By Tom Herrmann / ADOT Communications
What do you do with an old freeway when you’ve just built a new one?
Most of the time, freeway lanes are elevated slightly above the land on either side. That helps drain water when it rains, for example. Creating that elevation usually requires engineers to find additional dirt nearby, often from a borrow pit – nearby ground where removing the dirt won’t cause any environmental or economic problems.
Now that both westbound and eastbound traffic has moved to the new lanes there’s no need for the old lanes.
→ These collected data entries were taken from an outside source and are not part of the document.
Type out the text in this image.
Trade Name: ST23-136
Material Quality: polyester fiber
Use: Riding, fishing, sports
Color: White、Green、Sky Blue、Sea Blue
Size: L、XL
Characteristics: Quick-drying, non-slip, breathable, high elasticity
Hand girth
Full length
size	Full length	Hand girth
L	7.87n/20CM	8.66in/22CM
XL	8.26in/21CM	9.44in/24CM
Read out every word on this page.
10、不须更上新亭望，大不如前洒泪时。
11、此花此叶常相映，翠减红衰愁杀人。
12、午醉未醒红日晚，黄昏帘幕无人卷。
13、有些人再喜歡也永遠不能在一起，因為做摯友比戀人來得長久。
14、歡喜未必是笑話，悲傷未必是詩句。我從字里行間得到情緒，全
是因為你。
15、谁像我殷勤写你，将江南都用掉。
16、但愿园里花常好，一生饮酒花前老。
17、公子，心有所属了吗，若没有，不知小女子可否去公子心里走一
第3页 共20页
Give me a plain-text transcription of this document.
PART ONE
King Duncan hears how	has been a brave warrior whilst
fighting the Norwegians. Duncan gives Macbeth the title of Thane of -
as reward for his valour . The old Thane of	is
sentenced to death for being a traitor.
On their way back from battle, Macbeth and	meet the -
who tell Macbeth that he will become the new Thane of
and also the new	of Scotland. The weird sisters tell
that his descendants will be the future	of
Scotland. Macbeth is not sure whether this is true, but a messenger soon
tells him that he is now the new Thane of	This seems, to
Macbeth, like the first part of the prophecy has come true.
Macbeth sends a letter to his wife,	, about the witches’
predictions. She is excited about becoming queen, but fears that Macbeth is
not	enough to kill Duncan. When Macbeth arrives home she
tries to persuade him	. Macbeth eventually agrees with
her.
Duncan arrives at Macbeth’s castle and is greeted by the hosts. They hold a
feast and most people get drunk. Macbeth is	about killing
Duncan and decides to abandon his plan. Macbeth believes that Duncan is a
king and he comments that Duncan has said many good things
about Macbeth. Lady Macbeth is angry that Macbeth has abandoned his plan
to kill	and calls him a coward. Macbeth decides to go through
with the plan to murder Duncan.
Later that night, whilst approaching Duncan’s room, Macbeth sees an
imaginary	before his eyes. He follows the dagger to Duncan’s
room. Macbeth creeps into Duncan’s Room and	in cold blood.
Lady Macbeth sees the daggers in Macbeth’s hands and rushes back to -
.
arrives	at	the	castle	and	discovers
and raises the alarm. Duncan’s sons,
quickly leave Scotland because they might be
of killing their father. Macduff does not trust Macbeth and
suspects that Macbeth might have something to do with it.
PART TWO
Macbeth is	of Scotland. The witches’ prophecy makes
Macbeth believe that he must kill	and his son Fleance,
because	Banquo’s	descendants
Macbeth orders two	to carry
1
Arizona Department of Transportation engineers found a way to put the dirt, asphalt and concrete to a better use.
Almost as soon as westbound traffic started using the new lanes in December, we began removing the old lanes. By the time we’re done, we will have moved 16 lane-miles of freeway – 1 million square feet of asphalt, 30,000 feet of guardrail and tons of earth – to form the foundation of the new eastbound lanes.
The savings are considerable. The new I-10 lanes are only about 100 yards east of the old lanes, reducing the time and cost of moving materials from a distance borrow pit. The old guardrails that are in good condition will be saved and used in repair projects around Arizona.
Among the many recycling programs around Arizona, not one includes old freeways as a recyclable item. Not to worry. By putting old I-10 to use in building new I-10 in Pinal County, we’re doing our part.